Pulundan kılçığına bir balık sohbeti
Süleyman Dilsiz imzalı Kılçıksız Balık
Süleyman Dilsiz imzalı Kılçıksız Balık, denizden çıkanlara hak ettiği değeri vermek, ülkemize ait türleri öğrenmek, boyuna posuna göre seçmek, hazırlamak ve son olarak tadını çıkarmaya dair her şeyi bir araya getiren bir kitap. Balıklara ve genel olarak deniz mahsullerine ait tüm temel bilgileri verirken 81 özgün tarif ile sofralarınıza zenginlik ve farklı lezzetler kazandıracak 400 sayfalık bir külliyat. Tabii yazarının araştırmacı kimliği bu kadar gelişmiş olunca kitap üzerine yaptığımız sohbet de bir lezzet yolculuğuna dönüşüyor.
Yazı: Ayşegül Bakış
Gastronom, araştırmacı Süleyman Dilsiz, yemek ve kültürüyle ilgili ulusal bir derginin de yayın ve danışma kurulu üyesi ve yazarı, Türkiye’nin bir ev gereçleri markasının lezzet ve birçok restoranın menü danışmanlığını da yapıyor. Aynı zamanda Gurmepedia, üçüncü baskısı yapılan Kahvaltıya Dair Her Şey ve Salataya Dair Her Şey kitaplarının yazarı. Dilsiz’in son kitabı Yoğurt Uygarlığı ise ocak ayında raflardaki yerini aldı ve şu günlerde Kültür Bakanlığı tarafından 11 dile çevriliyor...

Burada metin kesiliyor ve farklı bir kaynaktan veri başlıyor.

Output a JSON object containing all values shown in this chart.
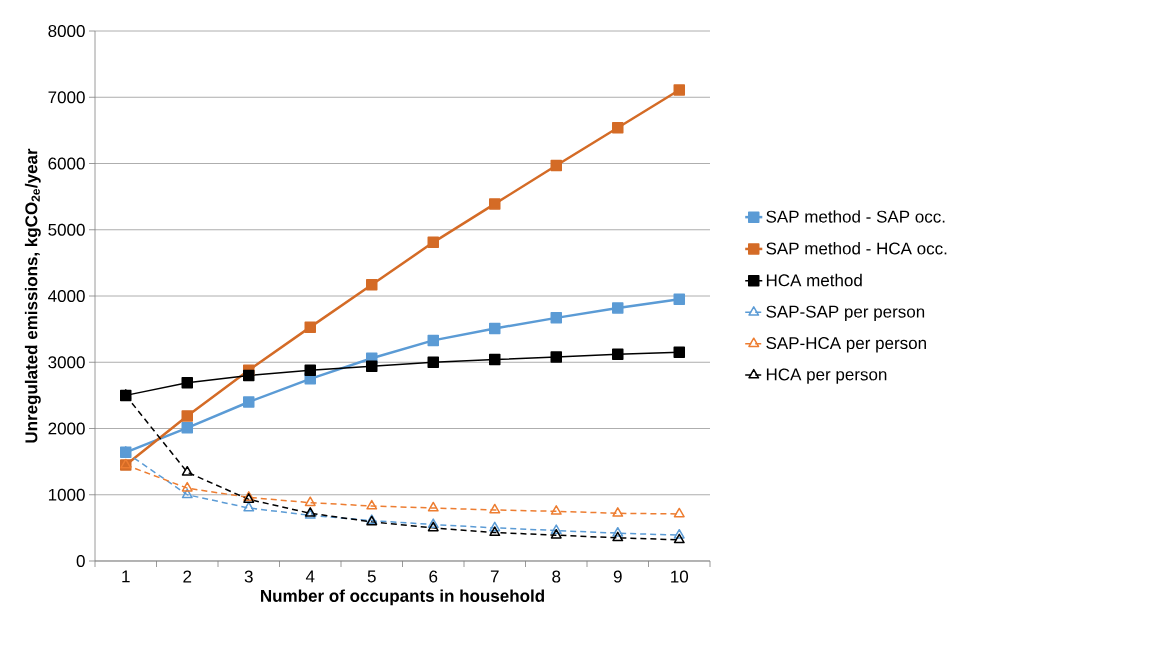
{
  "chart_data": {
    "type": "line",
    "xlabel": "Number of occupants in household",
    "ylabel": "Unregulated emissions, kgCO$_{2e}$/year",
    "categories": [
      "1",
      "2",
      "3",
      "4",
      "5",
      "6",
      "7",
      "8",
      "9",
      "10"
    ],
    "series": [
      {
        "name": "SAP method - SAP occ.",
        "color": "#5b9bd5",
        "marker": "square",
        "line_style": "solid",
        "values": [
          1640,
          2010,
          2400,
          2750,
          3060,
          3330,
          3510,
          3670,
          3820,
          3950
        ]
      },
      {
        "name": "SAP method - HCA occ.",
        "color": "#d46b26",
        "marker": "square",
        "line_style": "solid",
        "values": [
          1450,
          2190,
          2880,
          3530,
          4170,
          4810,
          5390,
          5970,
          6540,
          7110
        ]
      },
      {
        "name": "HCA method",
        "color": "#000000",
        "marker": "square",
        "line_style": "solid",
        "values": [
          2500,
          2690,
          2800,
          2880,
          2940,
          3000,
          3040,
          3080,
          3120,
          3150
        ]
      },
      {
        "name": "SAP-SAP per person",
        "color": "#5b9bd5",
        "marker": "triangle",
        "line_style": "dashed",
        "values": [
          1640,
          1000,
          800,
          690,
          610,
          550,
          500,
          460,
          420,
          390
        ]
      },
      {
        "name": "SAP-HCA per person",
        "color": "#ed7d31",
        "marker": "triangle",
        "line_style": "dashed",
        "values": [
          1450,
          1100,
          960,
          880,
          830,
          800,
          770,
          750,
          720,
          710
        ]
      },
      {
        "name": "HCA per person",
        "color": "#000000",
        "marker": "triangle",
        "line_style": "dashed",
        "values": [
          2500,
          1340,
          930,
          720,
          590,
          500,
          430,
          390,
          350,
          320
        ]
      }
    ],
    "ylim": [
      0,
      8000
    ],
    "yticks": [
      0,
      1000,
      2000,
      3000,
      4000,
      5000,
      6000,
      7000,
      8000
    ],
    "grid": "y",
    "legend": "right"
  }
}
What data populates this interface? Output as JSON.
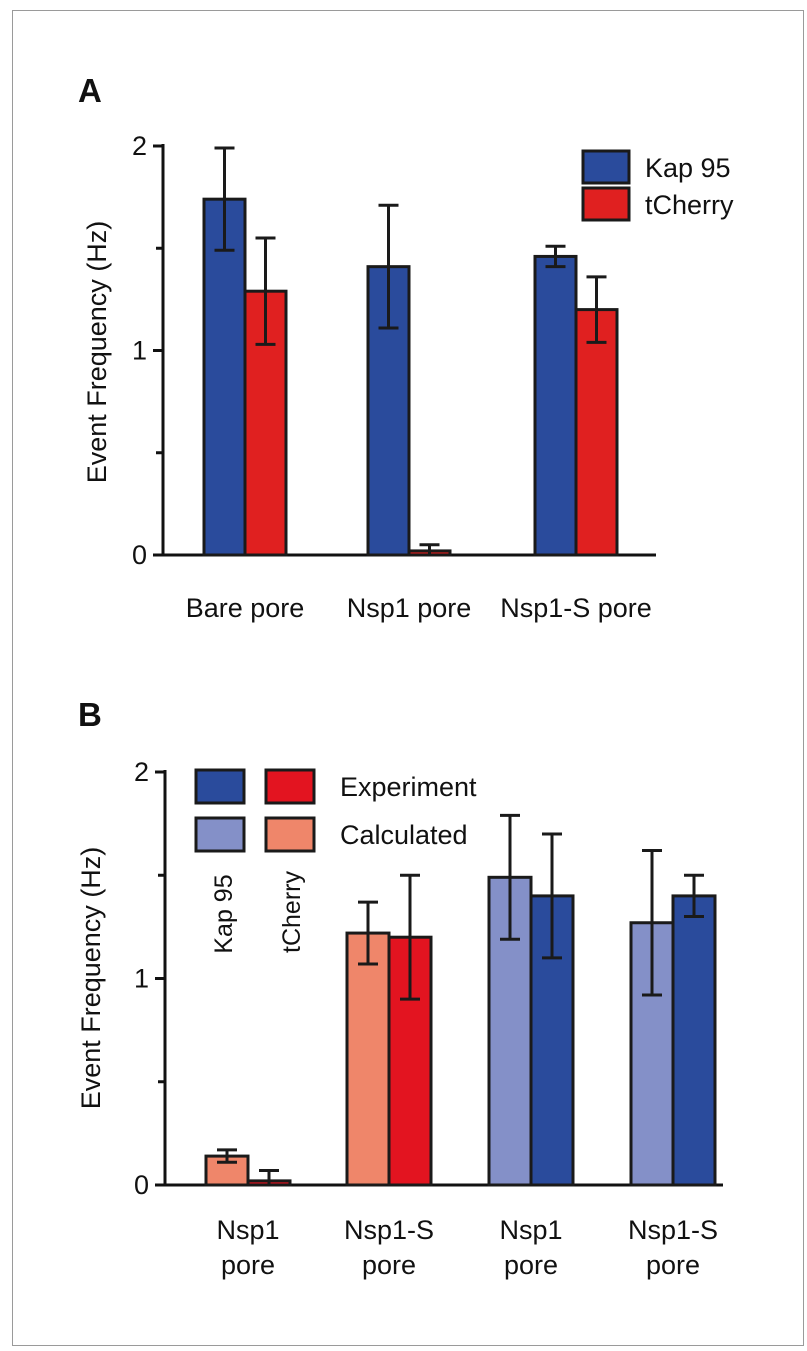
{
  "chart_data": [
    {
      "panel": "A",
      "type": "bar",
      "ylabel": "Event Frequency (Hz)",
      "ylim": [
        0,
        2
      ],
      "yticks": [
        0,
        1,
        2
      ],
      "minor_yticks": [
        0.5,
        1.5
      ],
      "categories": [
        "Bare pore",
        "Nsp1 pore",
        "Nsp1-S pore"
      ],
      "series": [
        {
          "name": "Kap 95",
          "color": "#2a4b9c",
          "values": [
            1.74,
            1.41,
            1.46
          ],
          "errors": [
            0.25,
            0.3,
            0.05
          ]
        },
        {
          "name": "tCherry",
          "color": "#e02020",
          "values": [
            1.29,
            0.02,
            1.2
          ],
          "errors": [
            0.26,
            0.03,
            0.16
          ]
        }
      ],
      "legend": {
        "placement": "top-right",
        "entries": [
          "Kap 95",
          "tCherry"
        ]
      }
    },
    {
      "panel": "B",
      "type": "bar",
      "ylabel": "Event Frequency (Hz)",
      "ylim": [
        0,
        2
      ],
      "yticks": [
        0,
        1,
        2
      ],
      "minor_yticks": [
        0.5,
        1.5
      ],
      "categories": [
        "Nsp1\npore",
        "Nsp1-S\npore",
        "Nsp1\npore",
        "Nsp1-S\npore"
      ],
      "bars": [
        {
          "group": 0,
          "slot": 0,
          "value": 0.14,
          "error": 0.03,
          "color": "#ef866a"
        },
        {
          "group": 0,
          "slot": 1,
          "value": 0.02,
          "error": 0.05,
          "color": "#e31420"
        },
        {
          "group": 1,
          "slot": 0,
          "value": 1.22,
          "error": 0.15,
          "color": "#ef866a"
        },
        {
          "group": 1,
          "slot": 1,
          "value": 1.2,
          "error": 0.3,
          "color": "#e31420"
        },
        {
          "group": 2,
          "slot": 0,
          "value": 1.49,
          "error": 0.3,
          "color": "#8490c8"
        },
        {
          "group": 2,
          "slot": 1,
          "value": 1.4,
          "error": 0.3,
          "color": "#2a4b9c"
        },
        {
          "group": 3,
          "slot": 0,
          "value": 1.27,
          "error": 0.35,
          "color": "#8490c8"
        },
        {
          "group": 3,
          "slot": 1,
          "value": 1.4,
          "error": 0.1,
          "color": "#2a4b9c"
        }
      ],
      "legend": {
        "placement": "top-left",
        "rows": [
          {
            "label": "Experiment",
            "colors": [
              "#2a4b9c",
              "#e31420"
            ]
          },
          {
            "label": "Calculated",
            "colors": [
              "#8490c8",
              "#ef866a"
            ]
          }
        ],
        "column_labels": [
          "Kap 95",
          "tCherry"
        ]
      }
    }
  ],
  "panels": {
    "a_label": "A",
    "b_label": "B"
  }
}
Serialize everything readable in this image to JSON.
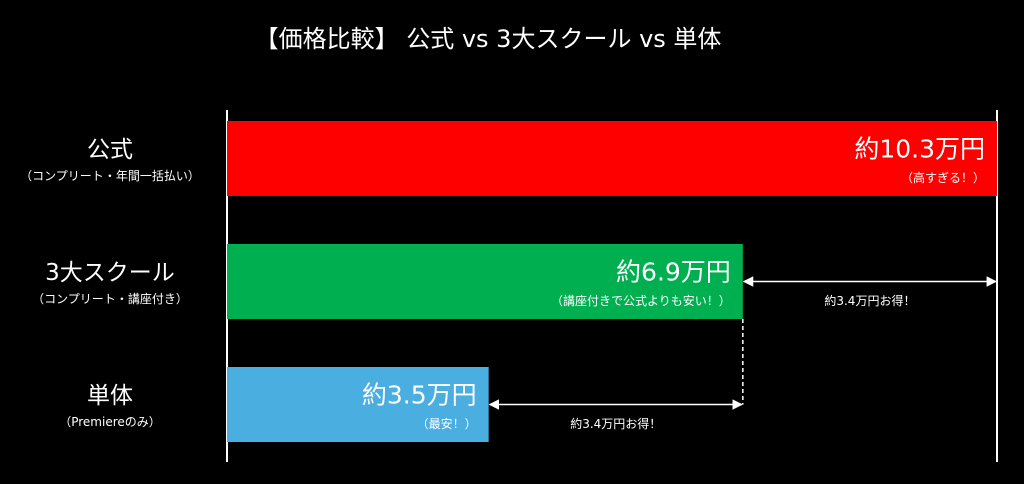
{
  "chart_data": {
    "type": "bar",
    "orientation": "horizontal",
    "title": "【価格比較】 公式 vs 3大スクール vs 単体",
    "categories": [
      "公式",
      "3大スクール",
      "単体"
    ],
    "category_notes": [
      "（コンプリート・年間一括払い）",
      "（コンプリート・講座付き）",
      "（Premiereのみ）"
    ],
    "values": [
      10.3,
      6.9,
      3.5
    ],
    "value_labels": [
      "約10.3万円",
      "約6.9万円",
      "約3.5万円"
    ],
    "value_notes": [
      "（高すぎる！）",
      "（講座付きで公式よりも安い！）",
      "（最安！）"
    ],
    "colors": [
      "#ff0000",
      "#00b050",
      "#4aaee0"
    ],
    "xlim": [
      0,
      10.3
    ],
    "annotations": [
      "約3.4万円お得！",
      "約3.4万円お得！"
    ]
  }
}
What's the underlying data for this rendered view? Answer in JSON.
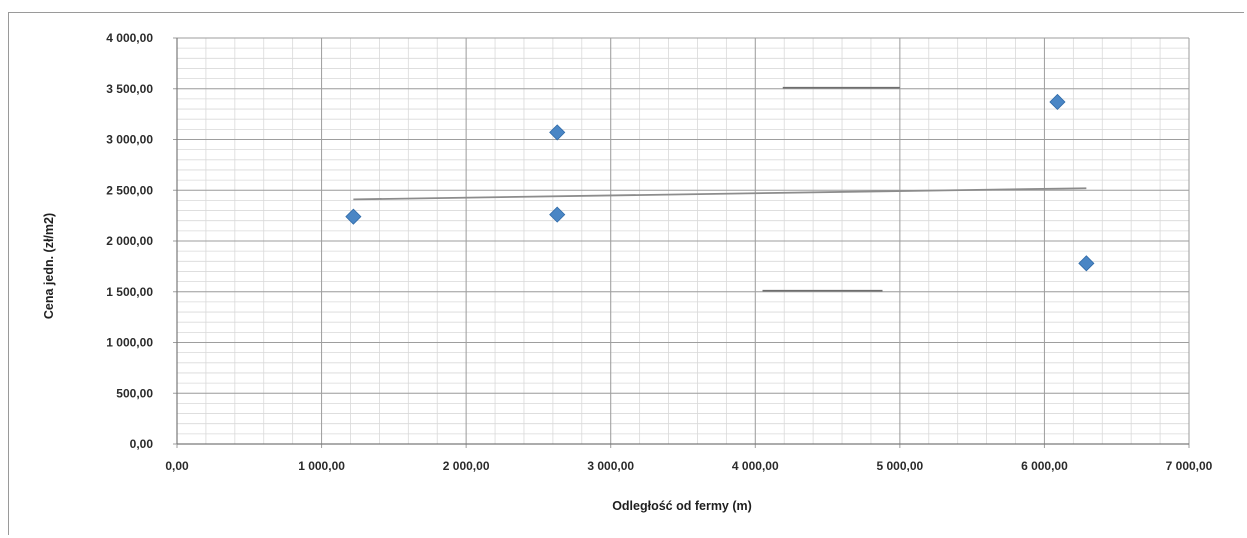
{
  "chart_data": {
    "type": "scatter",
    "title": "",
    "xlabel": "Odległość od fermy (m)",
    "ylabel": "Cena jedn. (zł/m2)",
    "xlim": [
      0,
      7000
    ],
    "ylim": [
      0,
      4000
    ],
    "x_ticks": [
      0,
      1000,
      2000,
      3000,
      4000,
      5000,
      6000,
      7000
    ],
    "x_tick_labels": [
      "0,00",
      "1 000,00",
      "2 000,00",
      "3 000,00",
      "4 000,00",
      "5 000,00",
      "6 000,00",
      "7 000,00"
    ],
    "y_ticks": [
      0,
      500,
      1000,
      1500,
      2000,
      2500,
      3000,
      3500,
      4000
    ],
    "y_tick_labels": [
      "0,00",
      "500,00",
      "1 000,00",
      "1 500,00",
      "2 000,00",
      "2 500,00",
      "3 000,00",
      "3 500,00",
      "4 000,00"
    ],
    "grid": true,
    "minor_grid": true,
    "legend": "none",
    "series": [
      {
        "marker": "diamond",
        "color": "#4a86c5",
        "points": [
          {
            "x": 1220,
            "y": 2240
          },
          {
            "x": 2630,
            "y": 3070
          },
          {
            "x": 2630,
            "y": 2260
          },
          {
            "x": 6090,
            "y": 3370
          },
          {
            "x": 6290,
            "y": 1780
          }
        ]
      }
    ],
    "trendline": {
      "color": "#8c8c8c",
      "from": {
        "x": 1220,
        "y": 2410
      },
      "to": {
        "x": 6290,
        "y": 2520
      }
    },
    "annotation_lines": [
      {
        "color": "#6e6e6e",
        "from": {
          "x": 4190,
          "y": 3510
        },
        "to": {
          "x": 5000,
          "y": 3510
        }
      },
      {
        "color": "#6e6e6e",
        "from": {
          "x": 4050,
          "y": 1510
        },
        "to": {
          "x": 4880,
          "y": 1510
        }
      }
    ]
  }
}
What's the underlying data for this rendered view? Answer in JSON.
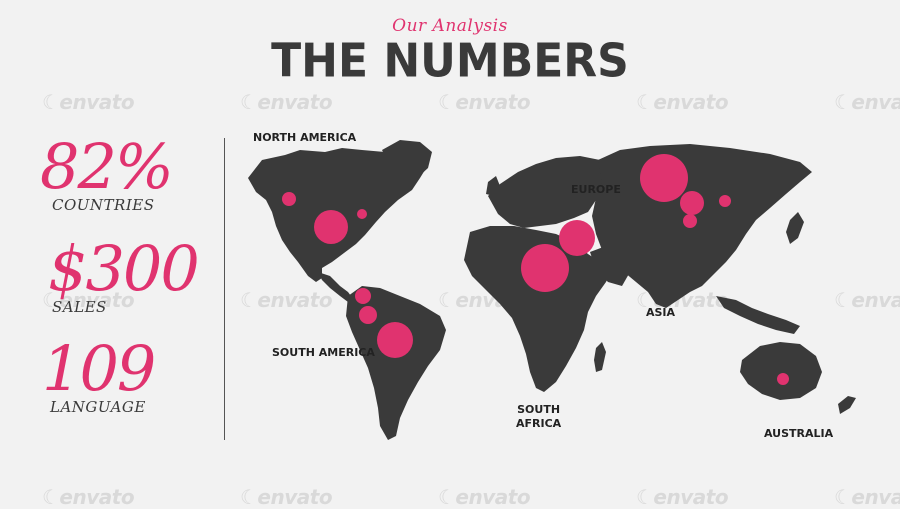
{
  "header": {
    "subtitle": "Our Analysis",
    "title": "THE NUMBERS"
  },
  "stats": [
    {
      "value": "82%",
      "label": "COUNTRIES"
    },
    {
      "value": "$300",
      "label": "SALES"
    },
    {
      "value": "109",
      "label": "LANGUAGE"
    }
  ],
  "map": {
    "regions": {
      "north_america": "NORTH AMERICA",
      "south_america": "SOUTH AMERICA",
      "europe": "EUROPE",
      "asia": "ASIA",
      "south_africa_line1": "SOUTH",
      "south_africa_line2": "AFRICA",
      "australia": "AUSTRALIA"
    }
  },
  "watermark": {
    "text": "envato"
  },
  "colors": {
    "accent": "#e0336f",
    "land": "#3a3a3a",
    "background": "#f2f2f2",
    "title": "#3a3a3a"
  }
}
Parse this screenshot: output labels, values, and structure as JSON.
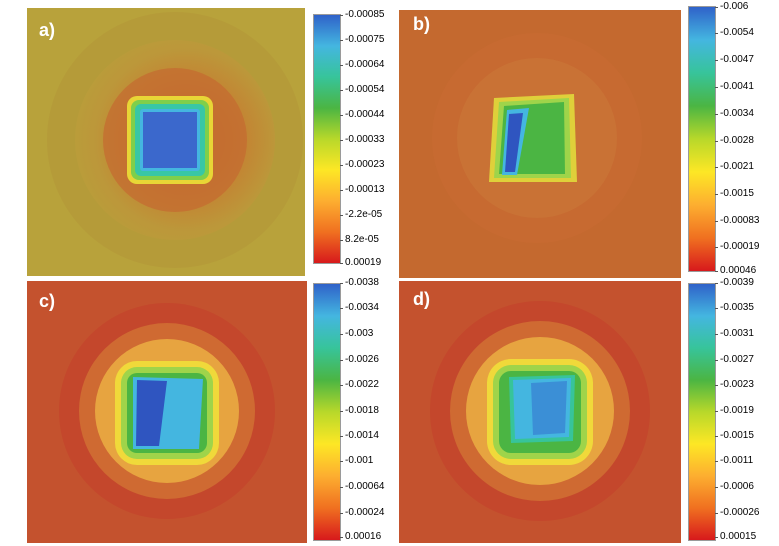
{
  "colormap": [
    "#d7191c",
    "#f07020",
    "#fdae30",
    "#fde725",
    "#b8d82a",
    "#4bb543",
    "#37c49a",
    "#44b6e0",
    "#2f62c9"
  ],
  "panels": [
    {
      "label": "a)",
      "background": "#b7a23a",
      "ticks": [
        "-0.00085",
        "-0.00075",
        "-0.00064",
        "-0.00054",
        "-0.00044",
        "-0.00033",
        "-0.00023",
        "-0.00013",
        "-2.2e-05",
        "8.2e-05",
        "0.00019"
      ]
    },
    {
      "label": "b)",
      "background": "#c46a30",
      "ticks": [
        "-0.006",
        "-0.0054",
        "-0.0047",
        "-0.0041",
        "-0.0034",
        "-0.0028",
        "-0.0021",
        "-0.0015",
        "-0.00083",
        "-0.00019",
        "0.00046"
      ]
    },
    {
      "label": "c)",
      "background": "#c4522e",
      "ticks": [
        "-0.0038",
        "-0.0034",
        "-0.003",
        "-0.0026",
        "-0.0022",
        "-0.0018",
        "-0.0014",
        "-0.001",
        "-0.00064",
        "-0.00024",
        "0.00016"
      ]
    },
    {
      "label": "d)",
      "background": "#c4522e",
      "ticks": [
        "-0.0039",
        "-0.0035",
        "-0.0031",
        "-0.0027",
        "-0.0023",
        "-0.0019",
        "-0.0015",
        "-0.0011",
        "-0.0006",
        "-0.00026",
        "0.00015"
      ]
    }
  ]
}
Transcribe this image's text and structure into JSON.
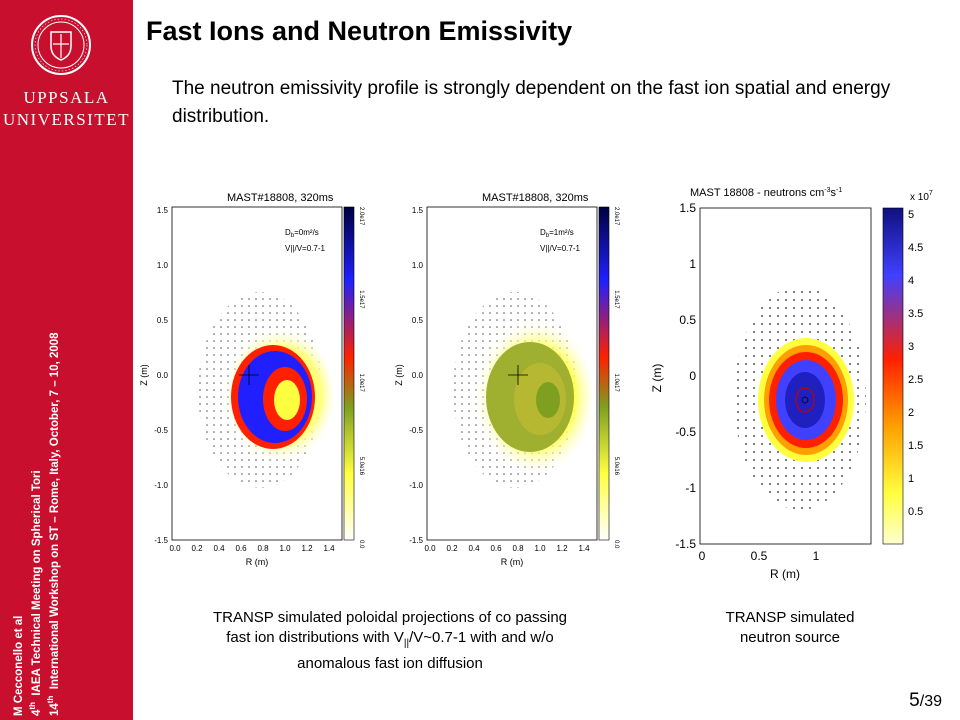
{
  "sidebar": {
    "university_line1": "UPPSALA",
    "university_line2": "UNIVERSITET",
    "author": "M Cecconello et al",
    "meeting1_num": "4",
    "meeting1_sup": "th",
    "meeting1_text": "IAEA Technical Meeting on Spherical Tori",
    "meeting2_num": "14",
    "meeting2_sup": "th",
    "meeting2_text": "International Workshop on ST – Rome, Italy, October, 7 – 10, 2008"
  },
  "slide": {
    "title": "Fast Ions and Neutron Emissivity",
    "intro": "The neutron emissivity profile is strongly dependent on the fast ion spatial and energy distribution.",
    "caption_left_line1": "TRANSP simulated poloidal projections of co passing",
    "caption_left_line2a": "fast ion distributions with V",
    "caption_left_sub": "||",
    "caption_left_line2b": "/V~0.7-1 with and w/o",
    "caption_left_line3": "anomalous fast ion diffusion",
    "caption_right_line1": "TRANSP simulated",
    "caption_right_line2": "neutron source",
    "page_current": "5",
    "page_total": "/39"
  },
  "plots": {
    "p1": {
      "title": "MAST#18808, 320ms",
      "db_label": "D",
      "db_sub": "b",
      "db_value": "=0m²/s",
      "v_label": "V||/V=0.7-1",
      "xlabel": "R (m)",
      "ylabel": "Z (m)",
      "xticks": [
        "0.0",
        "0.2",
        "0.4",
        "0.6",
        "0.8",
        "1.0",
        "1.2",
        "1.4"
      ],
      "yticks": [
        "1.5",
        "1.0",
        "0.5",
        "0.0",
        "-0.5",
        "-1.0",
        "-1.5"
      ],
      "cbar_ticks": [
        "2.0e17",
        "1.5e17",
        "1.0e17",
        "5.0e16",
        "0.0"
      ]
    },
    "p2": {
      "title": "MAST#18808, 320ms",
      "db_label": "D",
      "db_sub": "b",
      "db_value": "=1m²/s",
      "v_label": "V||/V=0.7-1",
      "xlabel": "R (m)",
      "ylabel": "Z (m)",
      "xticks": [
        "0.0",
        "0.2",
        "0.4",
        "0.6",
        "0.8",
        "1.0",
        "1.2",
        "1.4"
      ],
      "yticks": [
        "1.5",
        "1.0",
        "0.5",
        "0.0",
        "-0.5",
        "-1.0",
        "-1.5"
      ],
      "cbar_ticks": [
        "2.0e17",
        "1.5e17",
        "1.0e17",
        "5.0e16",
        "0.0"
      ]
    },
    "p3": {
      "title_main": "MAST 18808 - neutrons cm",
      "title_sup1": "-3",
      "title_mid": "s",
      "title_sup2": "-1",
      "xlabel": "R (m)",
      "ylabel": "Z (m)",
      "xticks": [
        "0",
        "0.5",
        "1"
      ],
      "yticks": [
        "1.5",
        "1",
        "0.5",
        "0",
        "-0.5",
        "-1",
        "-1.5"
      ],
      "cbar_scale_base": "x 10",
      "cbar_scale_exp": "7",
      "cbar_ticks": [
        "5",
        "4.5",
        "4",
        "3.5",
        "3",
        "2.5",
        "2",
        "1.5",
        "1",
        "0.5"
      ]
    }
  },
  "colors": {
    "sidebar": "#c8102e",
    "colormap": [
      "#ffffff",
      "#ffff40",
      "#7f9f20",
      "#ff2000",
      "#2020ff",
      "#000040"
    ]
  }
}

2015 yılı Gourmand Dünya Gurme Kitaplar Yarışması’nda en iyi balık kitabı seçilen Kılçıksız Balık ve yazarı Süleyman Dilsiz ile Naviga’da tanıştık. Meriç Köyatası ve Turgay Noyan’ın da katıldığı keyifli bir öğleden sonra sohbetinde hem kitabın sayfalarını karıştırdık hem de denizin lezzet dünyasına doğru bir yolculuğa çıktık.
Kılçıksız Balık’ın hazırlığı yedi-sekiz yıl sürmüş. O dönemde işi dolayısıyla ağırlıklı olarak Akdeniz kıyılarında gezen yazar, Tunus’tan İtalya’ya, Fransa’dan Fas’a, İspanya’dan Portekiz’e her gittiği yerde deniz ürünlerini araştırmış. Salaş bir balık lokantasında adlarını bile bilmediği aşçılarının, yıllarını denizlerde geçirmiş balıkçıların görgülerinin, konunun uzmanı akademisyenlerin engin bilgilerinin yanı sıra balık sevdalısı dostlarının, özellikle karides ve kalamar ustası İtalyan bir arkadaşının da katkılarına değiniyor.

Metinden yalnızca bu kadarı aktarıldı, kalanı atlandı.